Deputi Bidang Perlindungan Khusus Anak KemenPPPA, Nahar, menyatakan hingga saat ini siswa korban kekerasan seksual belum dapat kembali bersekolah. Hal ini karena kondisi psikis dan lingkungan yang kurang mendukung.
Nahar menegaskan bahwa kasus ini sepenuhnya menjadi tanggung jawab pelaku dewasa dan harus menyelesaikan melalui jalur hukum.
“Tindak pidana kekerasan seksual dan perlindungan anak ini merupakan delik umum. Sehingga tidak boleh di selesaikan di luar proses peradilan,” ucapnya.
Korban menjadi rentan dalam kasus ini karena berbagai faktor, termasuk status yatim piatu.

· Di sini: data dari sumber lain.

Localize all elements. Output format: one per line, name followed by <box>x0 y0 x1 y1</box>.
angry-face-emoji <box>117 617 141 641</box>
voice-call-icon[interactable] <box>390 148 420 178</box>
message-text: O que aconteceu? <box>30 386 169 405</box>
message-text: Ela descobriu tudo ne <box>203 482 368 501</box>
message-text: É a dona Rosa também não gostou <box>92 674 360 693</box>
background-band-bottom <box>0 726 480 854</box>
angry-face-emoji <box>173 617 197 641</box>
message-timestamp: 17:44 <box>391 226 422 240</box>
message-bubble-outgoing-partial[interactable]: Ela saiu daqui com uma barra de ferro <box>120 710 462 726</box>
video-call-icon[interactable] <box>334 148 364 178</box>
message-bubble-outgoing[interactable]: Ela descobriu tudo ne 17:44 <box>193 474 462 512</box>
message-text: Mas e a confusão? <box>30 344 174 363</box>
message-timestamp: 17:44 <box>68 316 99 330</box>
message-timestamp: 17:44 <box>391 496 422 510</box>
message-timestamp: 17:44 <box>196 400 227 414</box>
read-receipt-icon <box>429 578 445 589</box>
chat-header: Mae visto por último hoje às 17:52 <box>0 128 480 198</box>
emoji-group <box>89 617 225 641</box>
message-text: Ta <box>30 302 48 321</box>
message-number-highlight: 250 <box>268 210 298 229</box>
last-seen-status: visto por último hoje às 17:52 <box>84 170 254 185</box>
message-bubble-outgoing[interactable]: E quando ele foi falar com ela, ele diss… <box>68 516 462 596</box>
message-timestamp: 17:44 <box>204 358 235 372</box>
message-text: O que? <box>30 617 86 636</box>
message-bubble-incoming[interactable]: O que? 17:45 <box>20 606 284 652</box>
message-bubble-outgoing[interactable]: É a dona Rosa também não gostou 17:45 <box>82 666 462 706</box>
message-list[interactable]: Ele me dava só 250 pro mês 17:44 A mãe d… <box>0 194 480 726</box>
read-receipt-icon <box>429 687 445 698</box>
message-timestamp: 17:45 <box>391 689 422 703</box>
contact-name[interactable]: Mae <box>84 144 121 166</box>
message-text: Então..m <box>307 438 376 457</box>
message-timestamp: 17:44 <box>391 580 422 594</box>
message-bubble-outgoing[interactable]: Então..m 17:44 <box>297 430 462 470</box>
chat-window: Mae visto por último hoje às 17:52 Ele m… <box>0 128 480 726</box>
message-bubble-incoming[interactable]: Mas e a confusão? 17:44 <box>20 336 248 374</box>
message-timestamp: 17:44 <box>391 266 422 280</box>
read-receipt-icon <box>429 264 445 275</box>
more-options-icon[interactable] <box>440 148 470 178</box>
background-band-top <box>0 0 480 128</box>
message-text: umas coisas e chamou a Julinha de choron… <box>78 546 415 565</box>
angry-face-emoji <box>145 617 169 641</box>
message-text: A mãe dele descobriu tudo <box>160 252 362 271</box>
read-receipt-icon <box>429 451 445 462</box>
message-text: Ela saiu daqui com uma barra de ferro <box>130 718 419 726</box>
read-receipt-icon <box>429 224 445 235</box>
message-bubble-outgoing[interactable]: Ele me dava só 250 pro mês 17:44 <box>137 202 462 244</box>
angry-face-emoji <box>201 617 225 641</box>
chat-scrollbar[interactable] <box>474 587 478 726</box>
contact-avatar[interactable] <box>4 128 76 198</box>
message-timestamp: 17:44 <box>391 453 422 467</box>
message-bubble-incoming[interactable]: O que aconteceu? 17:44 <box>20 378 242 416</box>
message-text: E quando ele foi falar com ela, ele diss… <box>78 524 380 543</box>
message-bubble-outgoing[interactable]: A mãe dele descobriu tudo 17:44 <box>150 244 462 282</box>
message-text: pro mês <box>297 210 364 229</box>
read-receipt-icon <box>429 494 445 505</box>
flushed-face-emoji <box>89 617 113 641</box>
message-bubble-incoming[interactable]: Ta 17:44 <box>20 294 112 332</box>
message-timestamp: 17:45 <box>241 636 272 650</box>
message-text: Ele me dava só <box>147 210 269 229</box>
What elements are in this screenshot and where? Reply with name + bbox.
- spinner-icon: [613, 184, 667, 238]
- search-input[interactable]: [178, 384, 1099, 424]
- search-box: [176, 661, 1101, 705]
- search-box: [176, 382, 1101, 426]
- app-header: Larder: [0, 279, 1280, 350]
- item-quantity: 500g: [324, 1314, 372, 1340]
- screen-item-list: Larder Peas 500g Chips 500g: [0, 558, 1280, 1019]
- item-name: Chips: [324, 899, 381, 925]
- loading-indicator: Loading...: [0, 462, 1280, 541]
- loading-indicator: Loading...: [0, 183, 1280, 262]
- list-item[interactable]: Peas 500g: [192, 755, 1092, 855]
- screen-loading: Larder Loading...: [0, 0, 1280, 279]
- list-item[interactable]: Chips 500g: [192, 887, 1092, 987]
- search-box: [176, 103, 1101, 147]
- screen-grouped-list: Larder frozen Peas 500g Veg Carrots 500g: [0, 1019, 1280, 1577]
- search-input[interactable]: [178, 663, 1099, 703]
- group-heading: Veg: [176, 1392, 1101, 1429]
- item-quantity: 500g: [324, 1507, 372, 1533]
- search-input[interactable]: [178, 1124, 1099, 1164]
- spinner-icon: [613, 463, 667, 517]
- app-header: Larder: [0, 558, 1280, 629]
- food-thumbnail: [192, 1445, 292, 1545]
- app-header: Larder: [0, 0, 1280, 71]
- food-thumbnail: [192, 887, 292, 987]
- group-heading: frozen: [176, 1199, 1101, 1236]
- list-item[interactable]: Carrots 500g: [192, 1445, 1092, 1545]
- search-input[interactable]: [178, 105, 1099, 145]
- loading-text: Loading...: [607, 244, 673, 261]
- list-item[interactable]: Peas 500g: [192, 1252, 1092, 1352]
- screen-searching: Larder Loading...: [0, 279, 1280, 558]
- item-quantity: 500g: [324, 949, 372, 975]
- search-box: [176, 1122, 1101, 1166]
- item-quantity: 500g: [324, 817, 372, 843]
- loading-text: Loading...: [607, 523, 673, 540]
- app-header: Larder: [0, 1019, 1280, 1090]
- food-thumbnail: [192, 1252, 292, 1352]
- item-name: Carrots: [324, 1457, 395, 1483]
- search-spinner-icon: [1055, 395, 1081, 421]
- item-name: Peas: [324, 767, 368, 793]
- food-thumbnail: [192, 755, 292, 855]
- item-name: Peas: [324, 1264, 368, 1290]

Adanya relasi kuasa antara guru dan murid, serta tipu daya yang pelaku lakukan.
“Anak tidak memiliki keputusan untuk dirinya dan setiap perbuatan orang dewasa. Termasuk perbuatan yang mengandung unsur tindak pidana adalah tanggung jawab pelaku dewasa yang masuk kategori Tindak Pidana Kekerasan Seksual dan Perlindungan Anak. Sebagai delik biasa dan tidak di perkenankan menyelesaikan di luar proses peradilan,” kata Nahar.
Sebelumnya, video kekerasan seksual antara guru dan murid di Gorontalo tersebar di media sosial, dan polisi telah menetapkan DH, seorang guru berusia 57 tahun, sebagai tersangka. Pelaku diduga mulai mendekati korban sejak 2022.